Susan bent a thoughtful look on him and walked over to the window. The sky was acquiring a few clouds and a whitish look, and the treetops were tossing restlessly. She ran one slim fingertip down a leaded pane, sighed, and turned about.
“Now what has you in a pucker?” asked Lyddford curiously.
“I was looking for passers-by. There are none. Rest there, if you please, while I go in search of a male to wrap a bandage around your noble brow, since it would appear that only females are denied that glorious opportunity.” He laughed, and she added more soberly, “No, but you really must be good, Andy. If you cavort about and fall again I shall be obliged to send Angelo to find a proper physician.”
“He wouldn’t be able to pronounce it—much less find one. And besides, if all I hear is truth, physicians are far from proper!”
He had forgotten to keep the book facedown. Susan gave a small outraged cry and pounced to snatch it from his hand.
“What’s this?” She read the title aloud. “Santo Sebastiano or the Young Protector by Mrs. Cuthbertson?” Unable to keep the amusement from her voice, she said in pseudo-shocked condemnation, “Andrew—Hartley—Lyddford! This is not the book I gave you! Whatever would Grandpapa have said?”
“Likely that he’d read it, and it’s a jolly good book. At any rate, it’s better than that awful thing you selected! The Dairyman’s Daughter, indeed! If ever I read such stuff!”
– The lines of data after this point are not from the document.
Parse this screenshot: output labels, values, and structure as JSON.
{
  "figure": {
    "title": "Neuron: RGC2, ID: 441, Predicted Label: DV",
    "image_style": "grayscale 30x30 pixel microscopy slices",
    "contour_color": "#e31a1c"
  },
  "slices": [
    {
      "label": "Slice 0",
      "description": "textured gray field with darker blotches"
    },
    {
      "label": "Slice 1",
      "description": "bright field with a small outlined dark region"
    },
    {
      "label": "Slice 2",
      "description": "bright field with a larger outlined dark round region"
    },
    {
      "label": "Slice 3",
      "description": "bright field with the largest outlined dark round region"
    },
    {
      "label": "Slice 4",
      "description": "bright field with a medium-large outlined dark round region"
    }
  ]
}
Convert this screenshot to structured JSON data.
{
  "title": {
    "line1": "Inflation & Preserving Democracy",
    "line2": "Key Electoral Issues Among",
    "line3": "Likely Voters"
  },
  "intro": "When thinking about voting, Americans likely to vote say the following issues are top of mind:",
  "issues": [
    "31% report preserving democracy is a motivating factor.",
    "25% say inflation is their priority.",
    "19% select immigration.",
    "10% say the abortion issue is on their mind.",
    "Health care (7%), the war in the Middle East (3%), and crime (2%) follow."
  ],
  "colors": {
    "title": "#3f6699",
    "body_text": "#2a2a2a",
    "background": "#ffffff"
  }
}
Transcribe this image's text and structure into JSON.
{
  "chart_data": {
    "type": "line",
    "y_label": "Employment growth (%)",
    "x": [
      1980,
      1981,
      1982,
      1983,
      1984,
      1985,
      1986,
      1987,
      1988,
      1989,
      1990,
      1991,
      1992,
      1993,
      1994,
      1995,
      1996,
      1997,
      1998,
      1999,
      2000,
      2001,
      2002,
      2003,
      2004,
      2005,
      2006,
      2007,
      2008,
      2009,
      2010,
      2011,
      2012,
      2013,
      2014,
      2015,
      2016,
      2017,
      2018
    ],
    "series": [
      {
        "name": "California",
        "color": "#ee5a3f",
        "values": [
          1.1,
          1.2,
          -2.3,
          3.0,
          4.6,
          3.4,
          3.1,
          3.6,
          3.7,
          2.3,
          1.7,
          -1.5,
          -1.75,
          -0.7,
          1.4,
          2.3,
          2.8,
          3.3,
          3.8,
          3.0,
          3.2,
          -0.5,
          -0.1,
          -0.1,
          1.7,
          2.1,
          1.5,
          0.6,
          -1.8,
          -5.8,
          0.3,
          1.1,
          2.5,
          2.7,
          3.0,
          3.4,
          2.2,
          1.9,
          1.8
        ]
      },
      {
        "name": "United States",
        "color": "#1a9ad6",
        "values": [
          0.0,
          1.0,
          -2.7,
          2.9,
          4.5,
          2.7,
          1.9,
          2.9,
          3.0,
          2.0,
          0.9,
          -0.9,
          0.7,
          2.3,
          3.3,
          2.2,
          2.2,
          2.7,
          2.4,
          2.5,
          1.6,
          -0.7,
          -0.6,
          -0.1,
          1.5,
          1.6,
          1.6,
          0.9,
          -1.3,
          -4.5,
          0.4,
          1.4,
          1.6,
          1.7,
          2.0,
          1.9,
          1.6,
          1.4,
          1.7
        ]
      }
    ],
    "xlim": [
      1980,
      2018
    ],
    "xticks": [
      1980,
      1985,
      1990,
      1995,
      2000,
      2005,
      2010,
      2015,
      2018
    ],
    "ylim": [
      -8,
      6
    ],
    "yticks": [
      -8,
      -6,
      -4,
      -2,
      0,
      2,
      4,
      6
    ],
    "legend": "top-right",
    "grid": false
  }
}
“It is elevating to the mind,” she said primly, holding the substitution out of his reach. “They say it has already sold over a million copies!”
“Then there are over a million Britons who are bored to distraction, and likely mobbing the bookshops demanding their money back! No really, Susan, if the people in that wretched tale aren’t dying, that widgeon of a heroine is busily converting ’em! Do you know, the chit converts everyone in sight, including her sister? And the sister dies anyway! In the end, she dies! Jupiter! It’s enough to give a man the moulding miseries!”